Herr Stegemann, es gibt Die Grünen. Und es gibt die Doppelmoral. Oder ist es angebracht, da überhaupt noch einen Unterschied zu machen?

Die Grünen sind die Partei eines bestimmten Milieus: Großstädtisch, akademisch und migrationsfreundlich. Aus dieser Mischung leiten sie ab, dass sie den Goldstandard der Moral verkörpern und darum berechtigt sind, der Restbevölkerung die Richtung zu weisen. Doch diese Moralpredigten an das Volk haben einen riesigen blinden Fleck. Das Durchschnittseinkommen der Grünen-Wähler gehört zu den höchsten in Deutschland, gleichauf mit der FDP.

Wenn wir über die Grünen und Doppelmoral sprechen, sind wir doch schon direkt bei Ihrem Buch, oder?

Das Problem von allen Moralaposteln ist, dass sie zu oft Wasser predigen und Wein trinken. Beim Grünen-Milieu bedeutet das beispielsweise, man predigt offene Grenzen für ungeregelte Migration und lebt in den teuren Stadtvierteln, wo kein Flüchtling sich eine Wohnung leisten kann. Man will überall Windräder bauen, und lebt in der Stadt. Man behauptet, das Weltklima zu retten, und schaltet die Atomkraftwerke ab. Man fordert, so wie gerade Robert Habeck, man solle achtsam miteinander umgehen, und schickt zugleich hunderte von Anzeigen an die Staatsanwaltschaft.

Ein Grundproblem in Bezug auf die Grünen scheint zu sein, dass das Etikett „Die Grünen“ etwas anderes verspricht, als sich dann darunter in Wirklichkeit verbirgt. Sehen Sie das auch so?

Die größte Überraschung besteht darin, dass die Grünen nicht Umweltpolitik machen, sondern eine Innenweltpolitik. Im Zentrum Grüner Politik steht nicht eine intakte Ökologie, sondern das reine Ich. Man will moralisch rein sein und in einer reinen Umgebung leben. Die überall eröffneten Meldestellen gegen „Hass und Hetze“ sind der Ausdruck dieser Grünen Reinheitsvorstellungen.

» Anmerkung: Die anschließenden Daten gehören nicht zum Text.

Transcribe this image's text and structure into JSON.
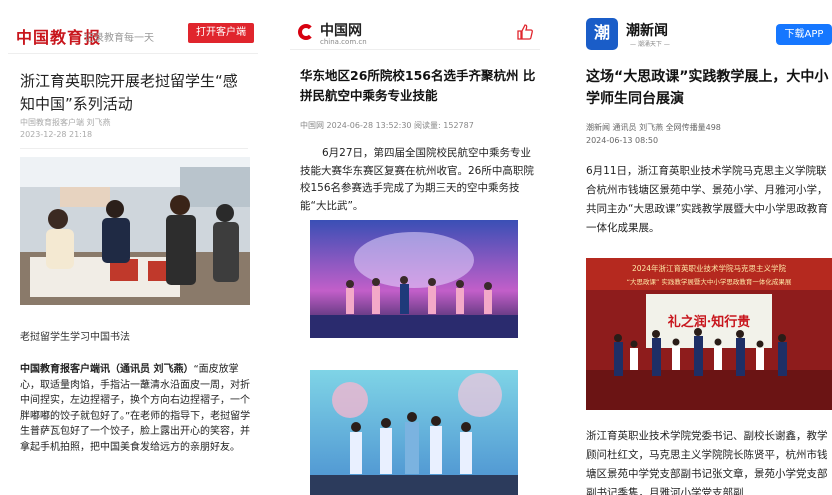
{
  "panel1": {
    "logo": "中国教育报",
    "slogan": "记录教育每一天",
    "open_button": "打开客户端",
    "title": "浙江育英职院开展老挝留学生“感知中国”系列活动",
    "source_line": "中国教育报客户端   刘飞燕",
    "datetime": "2023-12-28 21:18",
    "photo_caption": "老挝留学生学习中国书法",
    "body_lead": "中国教育报客户端讯（通讯员    刘飞燕）",
    "body_text": "“面皮放掌心，取适量肉馅，手指沾一蘸清水沿面皮一周，对折中间捏实，左边捏褶子，换个方向右边捏褶子，一个胖嘟嘟的饺子就包好了。”在老师的指导下，老挝留学生普萨瓦包好了一个饺子，脸上露出开心的笑容，并拿起手机拍照，把中国美食发给远方的亲朋好友。"
  },
  "panel2": {
    "logo": "中国网",
    "logo_sub": "china.com.cn",
    "title": "华东地区26所院校156名选手齐聚杭州 比拼民航空中乘务专业技能",
    "meta": "中国网 2024-06-28 13:52:30     阅读量: 152787",
    "body": "6月27日，第四届全国院校民航空中乘务专业技能大赛华东赛区复赛在杭州收官。26所中高职院校156名参赛选手完成了为期三天的空中乘务技能“大比武”。"
  },
  "panel3": {
    "logo_box": "潮",
    "logo": "潮新闻",
    "logo_sub": "— 潮涌天下 —",
    "download_button": "下载APP",
    "title": "这场“大思政课”实践教学展上，大中小学师生同台展演",
    "meta_line1": "潮新闻 通讯员 刘飞燕 全网传播量498",
    "meta_line2": "2024-06-13 08:50",
    "body": "6月11日，浙江育英职业技术学院马克思主义学院联合杭州市钱塘区景苑中学、景苑小学、月雅河小学，共同主办“大思政课”实践教学展暨大中小学思政教育一体化成果展。",
    "banner_line1": "2024年浙江育英职业技术学院马克思主义学院",
    "banner_line2": "“大思政课” 实践教学展暨大中小学思政教育一体化成果展",
    "screen_text": "礼之润·知行贵",
    "body2": "浙江育英职业技术学院党委书记、副校长谢鑫，教学顾问杜红文，马克思主义学院院长陈贤平，杭州市钱塘区景苑中学党支部副书记张文章，景苑小学党支部副书记季隽，月雅河小学党支部副"
  },
  "colors": {
    "jyb_red": "#e0252d",
    "china_red": "#d7000f",
    "chao_blue": "#1677ff"
  }
}
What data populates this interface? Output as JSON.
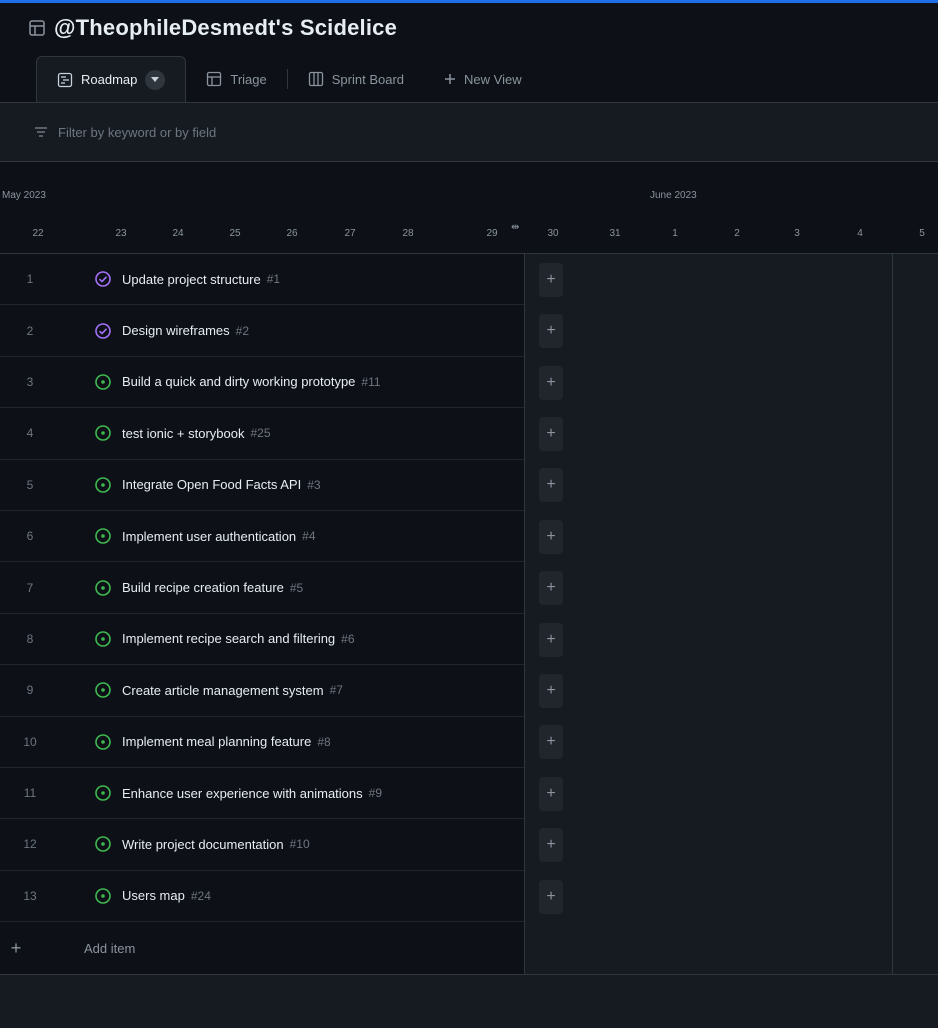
{
  "header": {
    "title": "@TheophileDesmedt's Scidelice"
  },
  "tabs": [
    {
      "label": "Roadmap",
      "icon": "roadmap-icon",
      "active": true
    },
    {
      "label": "Triage",
      "icon": "table-icon",
      "active": false
    },
    {
      "label": "Sprint Board",
      "icon": "board-icon",
      "active": false
    },
    {
      "label": "New View",
      "icon": "plus-icon",
      "active": false
    }
  ],
  "filter": {
    "placeholder": "Filter by keyword or by field"
  },
  "timeline": {
    "months": [
      "May 2023",
      "June 2023"
    ],
    "days": [
      "22",
      "23",
      "24",
      "25",
      "26",
      "27",
      "28",
      "29",
      "30",
      "31",
      "1",
      "2",
      "3",
      "4",
      "5"
    ]
  },
  "rows": [
    {
      "num": "1",
      "title": "Update project structure",
      "ref": "#1",
      "status": "done"
    },
    {
      "num": "2",
      "title": "Design wireframes",
      "ref": "#2",
      "status": "done"
    },
    {
      "num": "3",
      "title": "Build a quick and dirty working prototype",
      "ref": "#11",
      "status": "open"
    },
    {
      "num": "4",
      "title": "test ionic + storybook",
      "ref": "#25",
      "status": "open"
    },
    {
      "num": "5",
      "title": "Integrate Open Food Facts API",
      "ref": "#3",
      "status": "open"
    },
    {
      "num": "6",
      "title": "Implement user authentication",
      "ref": "#4",
      "status": "open"
    },
    {
      "num": "7",
      "title": "Build recipe creation feature",
      "ref": "#5",
      "status": "open"
    },
    {
      "num": "8",
      "title": "Implement recipe search and filtering",
      "ref": "#6",
      "status": "open"
    },
    {
      "num": "9",
      "title": "Create article management system",
      "ref": "#7",
      "status": "open"
    },
    {
      "num": "10",
      "title": "Implement meal planning feature",
      "ref": "#8",
      "status": "open"
    },
    {
      "num": "11",
      "title": "Enhance user experience with animations",
      "ref": "#9",
      "status": "open"
    },
    {
      "num": "12",
      "title": "Write project documentation",
      "ref": "#10",
      "status": "open"
    },
    {
      "num": "13",
      "title": "Users map",
      "ref": "#24",
      "status": "open"
    }
  ],
  "add_item": {
    "label": "Add item"
  },
  "colors": {
    "done": "#a371f7",
    "open": "#3fb950",
    "accent": "#1f6feb"
  }
}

Wer sich an die Gründungszeit der Grünen erinnert, weiß: Die Grünen standen in erster Linie für Umweltschutz, aber auch für den Frieden. Der Name der Partei beinhaltet ja noch immer dieses Bild von einer ökologischen Partei. Und für den Frieden wollen die Grünen, angeblich, auch heute noch sein – irgendwie. Aber die Realität sieht doch so aus: Waffenlieferungen und Panzer an die Ukraine werden voll unterstützt. Über den CO2-Ausstoß eines Panzers wird da nicht geredet. Der Kniff: Es wird sich auf das moralische Podest gestellt und die Argumentation lautet: In der Ukraine geht es ja um Menschenleben.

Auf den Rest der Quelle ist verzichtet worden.